PITTSBURG, Kan. — There are world records for everything. From the longest fingernails to most people simultaneously hula-hooping, people continue to come up with records to break. Over the weekend, Kansas Daughters of the American Revolution (DAR) chapters banded together on their annual day of service to break a world record of their own: the most no-sew blankets made in an eight-hour period.
Pittsburg DAR—the Oceanus Hopkins chapter—was one of the participants and met up on Saturday, Oct. 10 to make as many no-sew blankets as possible to donate.
“All of the quilts that we pull together today will be donated to the veterans,” said Linda Shultz, the regent of the Pittsburg DAR chapter.

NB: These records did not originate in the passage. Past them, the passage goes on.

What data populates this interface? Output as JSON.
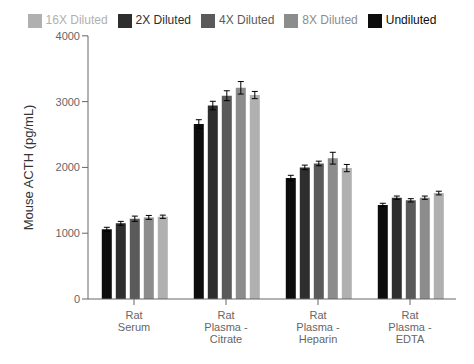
{
  "chart_data": {
    "type": "bar",
    "ylabel": "Mouse ACTH (pg/mL)",
    "categories": [
      "Rat\nSerum",
      "Rat\nPlasma -\nCitrate",
      "Rat\nPlasma -\nHeparin",
      "Rat\nPlasma -\nEDTA"
    ],
    "series": [
      {
        "name": "Undiluted",
        "color": "#0d0d0d",
        "values": [
          1060,
          2660,
          1840,
          1430
        ],
        "errors": [
          30,
          65,
          40,
          25
        ]
      },
      {
        "name": "2X Diluted",
        "color": "#2e2e2e",
        "values": [
          1150,
          2940,
          2000,
          1540
        ],
        "errors": [
          30,
          65,
          35,
          25
        ]
      },
      {
        "name": "4X Diluted",
        "color": "#5a5a5a",
        "values": [
          1220,
          3090,
          2060,
          1500
        ],
        "errors": [
          40,
          75,
          35,
          25
        ]
      },
      {
        "name": "8X Diluted",
        "color": "#8c8c8c",
        "values": [
          1240,
          3210,
          2140,
          1540
        ],
        "errors": [
          30,
          95,
          90,
          25
        ]
      },
      {
        "name": "16X Diluted",
        "color": "#b0b0b0",
        "values": [
          1250,
          3100,
          1990,
          1610
        ],
        "errors": [
          25,
          55,
          55,
          28
        ]
      }
    ],
    "ylim": [
      0,
      4000
    ],
    "yticks": [
      0,
      1000,
      2000,
      3000,
      4000
    ],
    "grid": false,
    "legend": "top"
  }
}
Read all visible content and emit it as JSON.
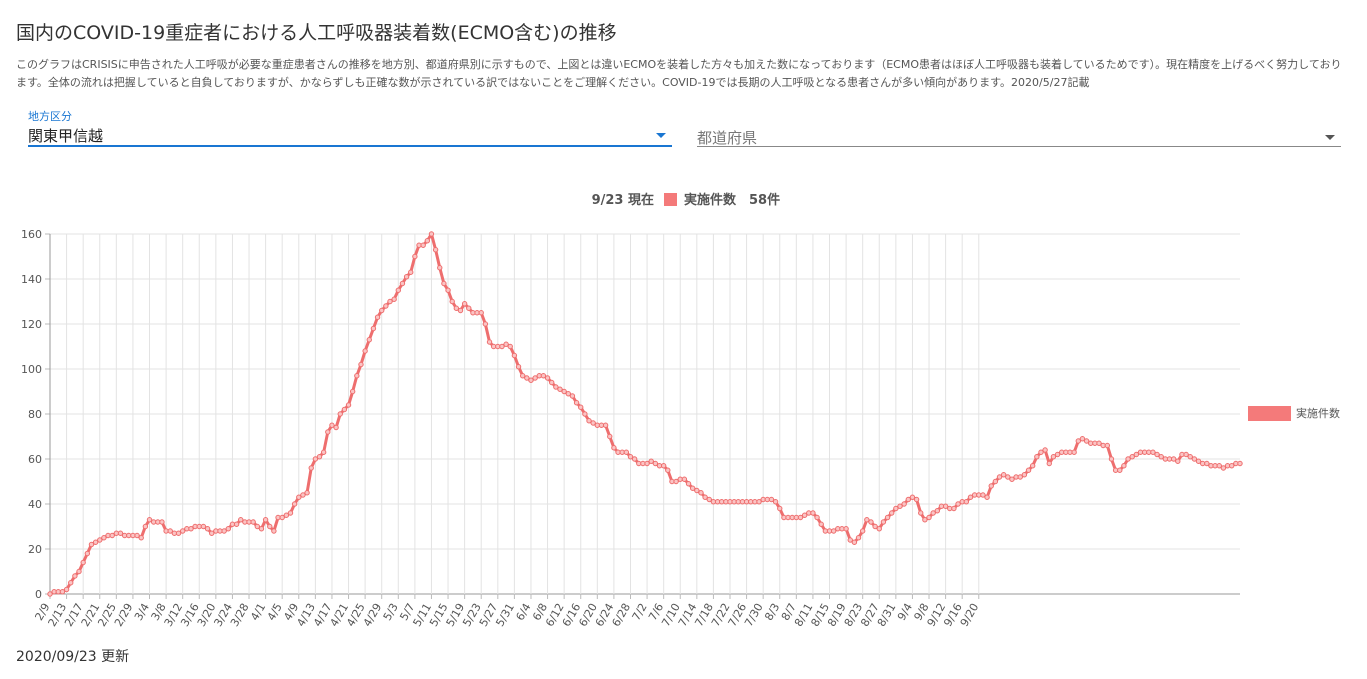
{
  "page": {
    "title": "国内のCOVID-19重症者における人工呼吸器装着数(ECMO含む)の推移",
    "description": "このグラフはCRISISに申告された人工呼吸が必要な重症患者さんの推移を地方別、都道府県別に示すもので、上図とは違いECMOを装着した方々も加えた数になっております（ECMO患者はほぼ人工呼吸器も装着しているためです）。現在精度を上げるべく努力しております。全体の流れは把握していると自負しておりますが、かならずしも正確な数が示されている訳ではないことをご理解ください。COVID-19では長期の人工呼吸となる患者さんが多い傾向があります。2020/5/27記載",
    "updated": "2020/09/23 更新"
  },
  "filters": {
    "region_label": "地方区分",
    "region_value": "関東甲信越",
    "prefecture_placeholder": "都道府県"
  },
  "colors": {
    "accent": "#1976d2",
    "series": "#f47a7a",
    "series_line": "#ee6e6e",
    "grid": "#e3e3e3"
  },
  "icons": {
    "dropdown": "triangle-down-icon"
  },
  "chart_data": {
    "type": "line",
    "header_date": "9/23 現在",
    "header_series": "実施件数",
    "header_value": "58件",
    "xlabel": "",
    "ylabel": "",
    "ylim": [
      0,
      160
    ],
    "yticks": [
      0,
      20,
      40,
      60,
      80,
      100,
      120,
      140,
      160
    ],
    "grid": true,
    "legend_position": "right",
    "x_start": "2/9",
    "x_tick_labels": [
      "2/9",
      "2/13",
      "2/17",
      "2/21",
      "2/25",
      "2/29",
      "3/4",
      "3/8",
      "3/12",
      "3/16",
      "3/20",
      "3/24",
      "3/28",
      "4/1",
      "4/5",
      "4/9",
      "4/13",
      "4/17",
      "4/21",
      "4/25",
      "4/29",
      "5/3",
      "5/7",
      "5/11",
      "5/15",
      "5/19",
      "5/23",
      "5/27",
      "5/31",
      "6/4",
      "6/8",
      "6/12",
      "6/16",
      "6/20",
      "6/24",
      "6/28",
      "7/2",
      "7/6",
      "7/10",
      "7/14",
      "7/18",
      "7/22",
      "7/26",
      "7/30",
      "8/3",
      "8/7",
      "8/11",
      "8/15",
      "8/19",
      "8/23",
      "8/27",
      "8/31",
      "9/4",
      "9/8",
      "9/12",
      "9/16",
      "9/20"
    ],
    "series": [
      {
        "name": "実施件数",
        "values": [
          0,
          1,
          1,
          1,
          2,
          5,
          8,
          10,
          14,
          18,
          22,
          23,
          24,
          25,
          26,
          26,
          27,
          27,
          26,
          26,
          26,
          26,
          25,
          30,
          33,
          32,
          32,
          32,
          28,
          28,
          27,
          27,
          28,
          29,
          29,
          30,
          30,
          30,
          29,
          27,
          28,
          28,
          28,
          29,
          31,
          31,
          33,
          32,
          32,
          32,
          30,
          29,
          33,
          30,
          28,
          34,
          34,
          35,
          36,
          40,
          43,
          44,
          45,
          56,
          60,
          61,
          63,
          72,
          75,
          74,
          80,
          82,
          84,
          90,
          97,
          102,
          108,
          113,
          118,
          123,
          126,
          128,
          130,
          131,
          135,
          138,
          141,
          143,
          150,
          155,
          155,
          157,
          160,
          153,
          145,
          138,
          135,
          130,
          127,
          126,
          129,
          127,
          125,
          125,
          125,
          120,
          112,
          110,
          110,
          110,
          111,
          110,
          106,
          101,
          97,
          96,
          95,
          96,
          97,
          97,
          96,
          94,
          92,
          91,
          90,
          89,
          88,
          85,
          83,
          80,
          77,
          76,
          75,
          75,
          75,
          70,
          65,
          63,
          63,
          63,
          61,
          60,
          58,
          58,
          58,
          59,
          58,
          57,
          57,
          55,
          50,
          50,
          51,
          51,
          49,
          47,
          46,
          45,
          43,
          42,
          41,
          41,
          41,
          41,
          41,
          41,
          41,
          41,
          41,
          41,
          41,
          41,
          42,
          42,
          42,
          41,
          38,
          34,
          34,
          34,
          34,
          34,
          35,
          36,
          36,
          34,
          31,
          28,
          28,
          28,
          29,
          29,
          29,
          24,
          23,
          25,
          28,
          33,
          32,
          30,
          29,
          32,
          34,
          36,
          38,
          39,
          40,
          42,
          43,
          42,
          36,
          33,
          34,
          36,
          37,
          39,
          39,
          38,
          38,
          40,
          41,
          41,
          43,
          44,
          44,
          44,
          43,
          48,
          50,
          52,
          53,
          52,
          51,
          52,
          52,
          53,
          55,
          57,
          61,
          63,
          64,
          58,
          61,
          62,
          63,
          63,
          63,
          63,
          68,
          69,
          68,
          67,
          67,
          67,
          66,
          66,
          60,
          55,
          55,
          57,
          60,
          61,
          62,
          63,
          63,
          63,
          63,
          62,
          61,
          60,
          60,
          60,
          59,
          62,
          62,
          61,
          60,
          59,
          58,
          58,
          57,
          57,
          57,
          56,
          57,
          57,
          58,
          58
        ]
      }
    ]
  }
}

DAR, a national organization with over one million members around the country, always holds their day of service around the same day in October to honor the founding of the DAR, but this year, Kansas chapters decided to up the ante.
“We’re working towards a goal of 2,020 blankets to break the Guinness Book of World Records for the most lap quilts made in an eight-hour period,” Shultz said. “So all the chapters that would like to participate throughout Kansas are having a day of service today.”
Janie Fletcher, a member of the Pittsburg chapter, discussed the significance of this year’s goal.
“They wanted to make 2,020 blankets in the year 2020,” she said.
The Pittsburg chapter, named for the only child born on the Mayflower that survived the journey, has about 40 members, but only four met in-person to work.
“We also have several working from home because they weren’t comfortable being here,” Shultz said, although the participants who met in-person were socially distanced the entire time.
To make the blankets, they started with two large pieces of fleece which they laid on top of each other and then cut strips all along the sides. To secure the two pieces of fabric together, they then tied the strips together. Those in-person made ten blankets in the eight-hour period. The blankets were mostly patriotic in theme, with the colors of red, white and blue found in almost all the blankets, and phrases like “the land that I love” printed across the fabric.
“We promote history, education, patriotism and the constitution,” Fletcher said.
As the world record was a statewide effort, it is going to take some time to total all of the blankets made in the allotted time, but Schultz said they were just happy to be there giving back to their community in any way they could.
“At our core, we are really a community service organization,” she said.